Asked about the program’s graduation rate, Cash told the representatives that about 60 percent of apprentices successfully complete it. This rate is comparable with figures from the Department of Education’s National Center for Education Statistics, whose latest data says that the 6-year graduation rate for first-time, full-time undergraduate students who began seeking a bachelor’s degree at a 4-year college in 2009 was 59 percent.
Meanwhile, a 2017 study by Public Sector Consultants found that in Michigan from 2000 to 2014, graduation rates for apprenticeships also tended to be higher than those for community colleges. Further, such apprentices earned about $22 an hour after completing union-provided training programs, versus $15 an hour for those who completed non-union programs. Hogan said that those who complete Local 26’s program make about $45 per hour, plus benefits.

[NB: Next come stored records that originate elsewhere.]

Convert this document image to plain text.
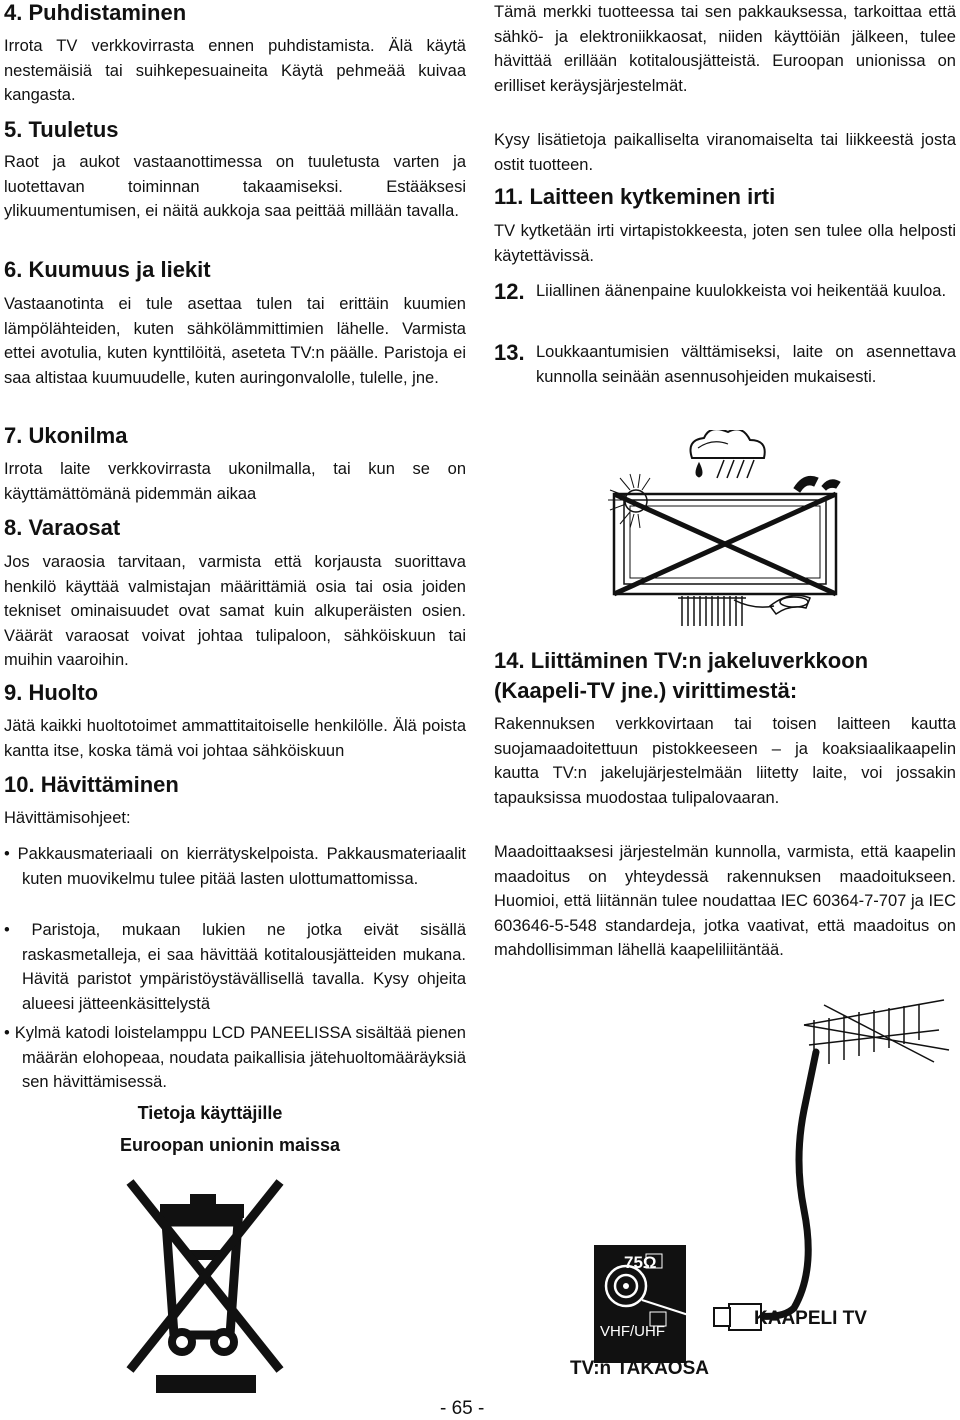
4. Puhdistaminen

Irrota TV verkkovirrasta ennen puhdistamista. Älä käytä nestemäisiä tai suihkepesuaineita Käytä pehmeää kuivaa kangasta.

5. Tuuletus

Raot ja aukot vastaanottimessa on tuuletusta varten ja luotettavan toiminnan takaamiseksi. Estääksesi ylikuumentumisen, ei näitä aukkoja saa peittää millään tavalla.

6. Kuumuus ja liekit

Vastaanotinta ei tule asettaa tulen tai erittäin kuumien lämpölähteiden, kuten sähkölämmittimien lähelle. Varmista ettei avotulia, kuten kynttilöitä, aseteta TV:n päälle. Paristoja ei saa altistaa kuumuudelle, kuten auringonvalolle, tulelle, jne.

7. Ukonilma

Irrota laite verkkovirrasta ukonilmalla, tai kun se on käyttämättömänä pidemmän aikaa

8. Varaosat

Jos varaosia tarvitaan, varmista että korjausta suorittava henkilö käyttää valmistajan määrittämiä osia tai osia joiden tekniset ominaisuudet ovat samat kuin alkuperäisten osien. Väärät varaosat voivat johtaa tulipaloon, sähköiskuun tai muihin vaaroihin.

9. Huolto

Jätä kaikki huoltotoimet ammattitaitoiselle henkilölle. Älä poista kantta itse, koska tämä voi johtaa sähköiskuun

10. Hävittäminen

Hävittämisohjeet:

• Pakkausmateriaali on kierrätyskelpoista. Pakkausmateriaalit kuten muovikelmu tulee pitää lasten ulottumattomissa.

• Paristoja, mukaan lukien ne jotka eivät sisällä raskasmetalleja, ei saa hävittää kotitalousjätteiden mukana. Hävitä paristot ympäristöystävällisellä tavalla. Kysy ohjeita alueesi jätteenkäsittelystä

• Kylmä katodi loistelamppu LCD PANEELISSA sisältää pienen määrän elohopeaa, noudata paikallisia jätehuoltomääräyksiä sen hävittämisessä.

Tietoja käyttäjille

Euroopan unionin maissa

Tämä merkki tuotteessa tai sen pakkauksessa, tarkoittaa että sähkö- ja elektroniikkaosat, niiden käyttöiän jälkeen, tulee hävittää erillään kotitalousjätteistä. Euroopan unionissa on erilliset keräysjärjestelmät.

Kysy lisätietoja paikalliselta viranomaiselta tai liikkeestä josta ostit tuotteen.

11. Laitteen kytkeminen irti

TV kytketään irti virtapistokkeesta, joten sen tulee olla helposti käytettävissä.

12. Liiallinen äänenpaine kuulokkeista voi heikentää kuuloa.
13. Loukkaantumisien välttämiseksi, laite on asennettava kunnolla seinään asennusohjeiden mukaisesti.
14. Liittäminen TV:n jakeluverkkoon
(Kaapeli-TV jne.) virittimestä:

Rakennuksen verkkovirtaan tai toisen laitteen kautta suojamaadoitettuun pistokkeeseen – ja koaksiaalikaapelin kautta TV:n jakelujärjestelmään liitetty laite, voi jossakin tapauksissa muodostaa tulipalovaaran.

Maadoittaaksesi järjestelmän kunnolla, varmista, että kaapelin maadoitus on yhteydessä rakennuksen maadoitukseen. Huomioi, että liitännän tulee noudattaa IEC 60364-7-707 ja IEC 603646-5-548 standardeja, jotka vaativat, että maadoitus on mahdollisimman lähellä kaapeliliitäntää.

75Ω
VHF/UHF
KAAPELI TV
TV:n TAKAOSA
- 65 -
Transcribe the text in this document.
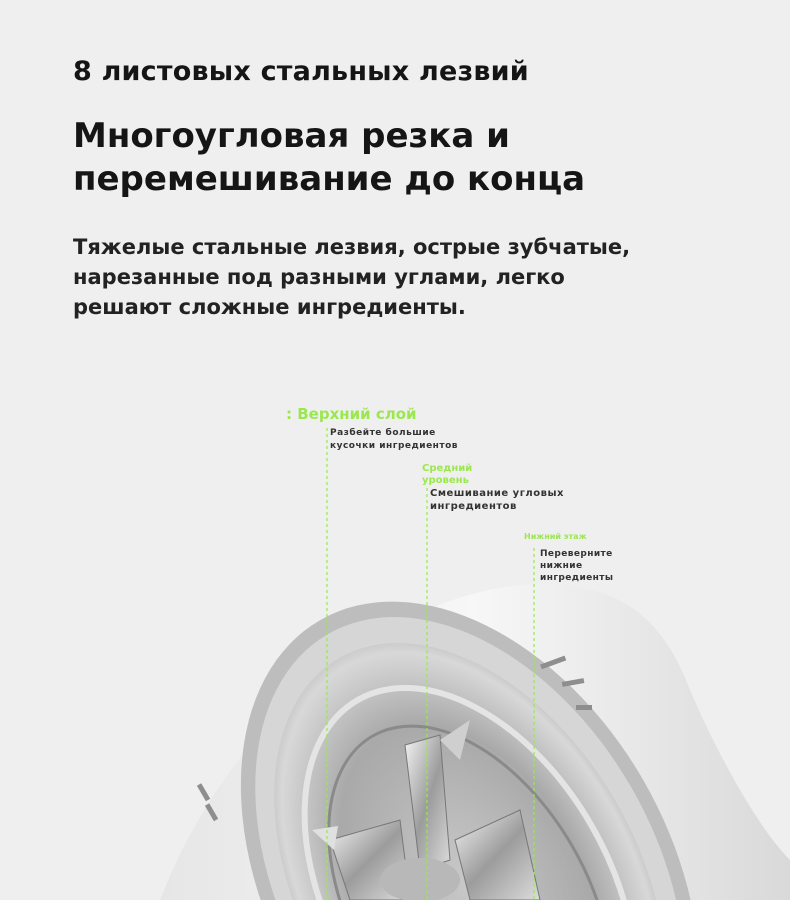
8 листовых стальных лезвий
Многоугловая резка и
перемешивание до конца
Тяжелые стальные лезвия, острые зубчатые,
нарезанные под разными углами, легко
решают сложные ингредиенты.
: Верхний слой
Разбейте большие
кусочки ингредиентов
Средний уровень
Смешивание угловых
ингредиентов
Нижний этаж
Переверните
нижние
ингредиенты
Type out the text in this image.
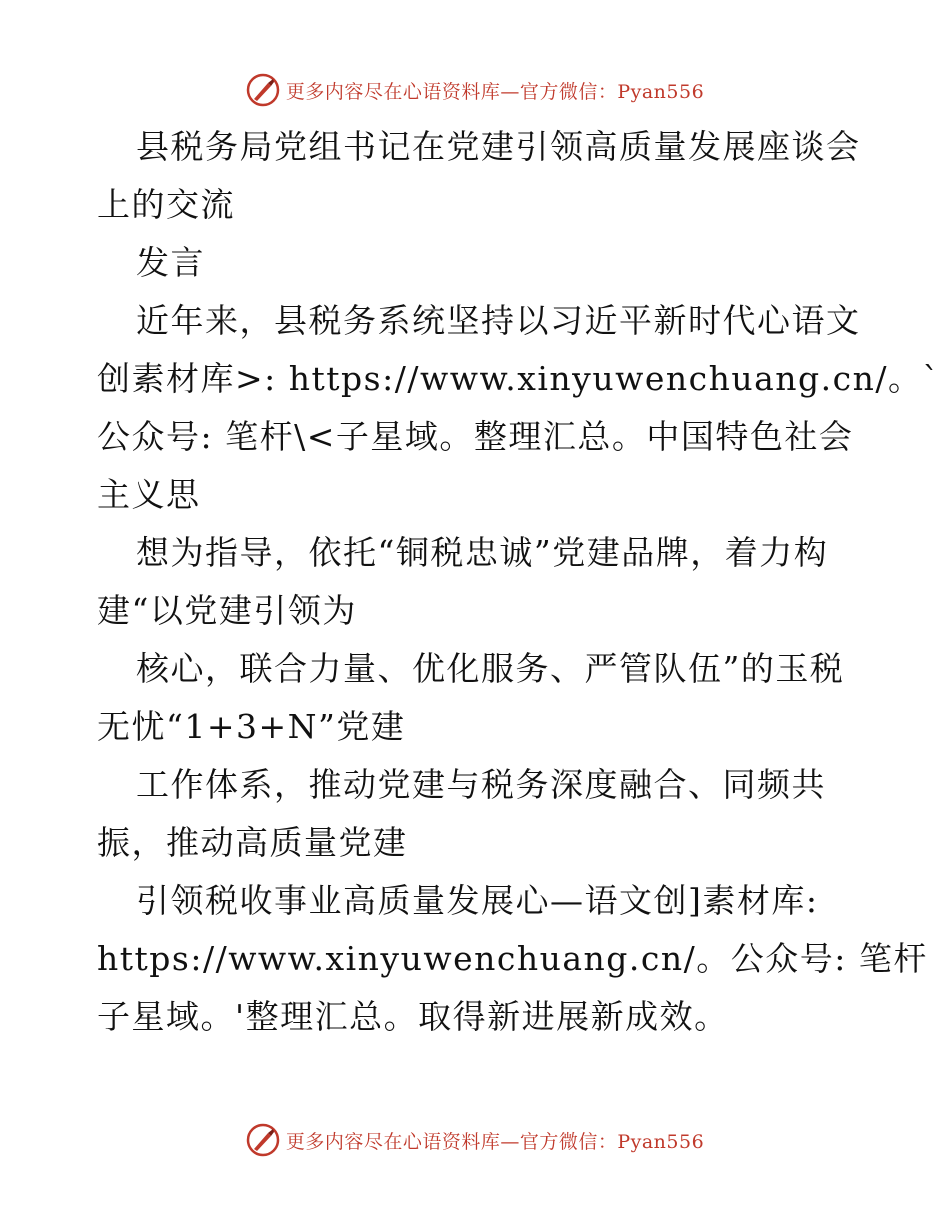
更多内容尽在心语资料库—官方微信：Pyan556
县税务局党组书记在党建引领高质量发展座谈会
上的交流
发言
近年来，县税务系统坚持以习近平新时代心语文
创素材库>: https://www.xinyuwenchuang.cn/。`
公众号: 笔杆\<子星域。整理汇总。中国特色社会
主义思
想为指导，依托“铜税忠诚”党建品牌，着力构
建“以党建引领为
核心，联合力量、优化服务、严管队伍”的玉税
无忧“1+3+N”党建
工作体系，推动党建与税务深度融合、同频共
振，推动高质量党建
引领税收事业高质量发展心—语文创]素材库:
https://www.xinyuwenchuang.cn/。公众号: 笔杆
子星域。'整理汇总。取得新进展新成效。
更多内容尽在心语资料库—官方微信：Pyan556
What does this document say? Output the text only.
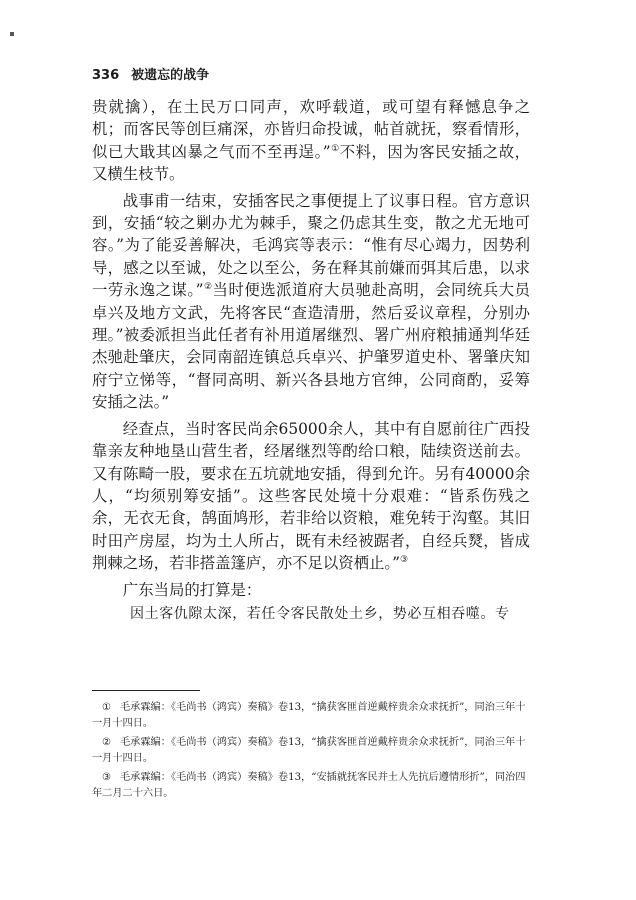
336 被遗忘的战争

贵就擒），在土民万口同声，欢呼载道，或可望有释憾息争之机；而客民等创巨痛深，亦皆归命投诚，帖首就抚，察看情形，似已大戢其凶暴之气而不至再逞。”①不料，因为客民安插之故，又横生枝节。

战事甫一结束，安插客民之事便提上了议事日程。官方意识到，安插“较之剿办尤为棘手，聚之仍虑其生变，散之尤无地可容。”为了能妥善解决，毛鸿宾等表示：“惟有尽心竭力，因势利导，感之以至诚，处之以至公，务在释其前嫌而弭其后患，以求一劳永逸之谋。”②当时便选派道府大员驰赴高明，会同统兵大员卓兴及地方文武，先将客民“查造清册，然后妥议章程，分别办理。”被委派担当此任者有补用道屠继烈、署广州府粮捕通判华廷杰驰赴肇庆，会同南韶连镇总兵卓兴、护肇罗道史朴、署肇庆知府宁立悌等，“督同高明、新兴各县地方官绅，公同商酌，妥筹安插之法。”

经查点，当时客民尚余65000余人，其中有自愿前往广西投靠亲友种地垦山营生者，经屠继烈等酌给口粮，陆续资送前去。又有陈畸一股，要求在五坑就地安插，得到允许。另有40000余人，“均须别筹安插”。这些客民处境十分艰难：“皆系伤残之余，无衣无食，鹄面鸠形，若非给以资粮，难免转于沟壑。其旧时田产房屋，均为土人所占，既有未经被踞者，自经兵燹，皆成荆棘之场，若非搭盖篷庐，亦不足以资栖止。”③

广东当局的打算是：

因土客仇隙太深，若任令客民散处土乡，势必互相吞噬。专

① 毛承霖编：《毛尚书（鸿宾）奏稿》卷13，“擒获客匪首逆戴梓贵余众求抚折”，同治三年十一月十四日。
② 毛承霖编：《毛尚书（鸿宾）奏稿》卷13，“擒获客匪首逆戴梓贵余众求抚折”，同治三年十一月十四日。
③ 毛承霖编：《毛尚书（鸿宾）奏稿》卷13，“安插就抚客民并土人先抗后遵情形折”，同治四年二月二十六日。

Rep. Norcross, the only active IBEW member in Congress, has represented the Garden State’s 1st Congressional District since 2014. He was the first to co-sponsor an IBEW-supported House bill that calls for allowing those who have educational savings plans to use them to pay for apprenticeship training materials such as tools and books.
These tax-sheltered plans, known as 529 plans, typically are offered by states to help families put aside money for college. They derive their name from the section of federal tax law that permits them.
Introduced last summer by Rep. Patrick Meehan (R-Pa.), H.R. 3395 — the 529 Opening Paths to Invest in Our Nation’s Students Act (OPTIONS) Act — has 63 co-sponsors from both parties.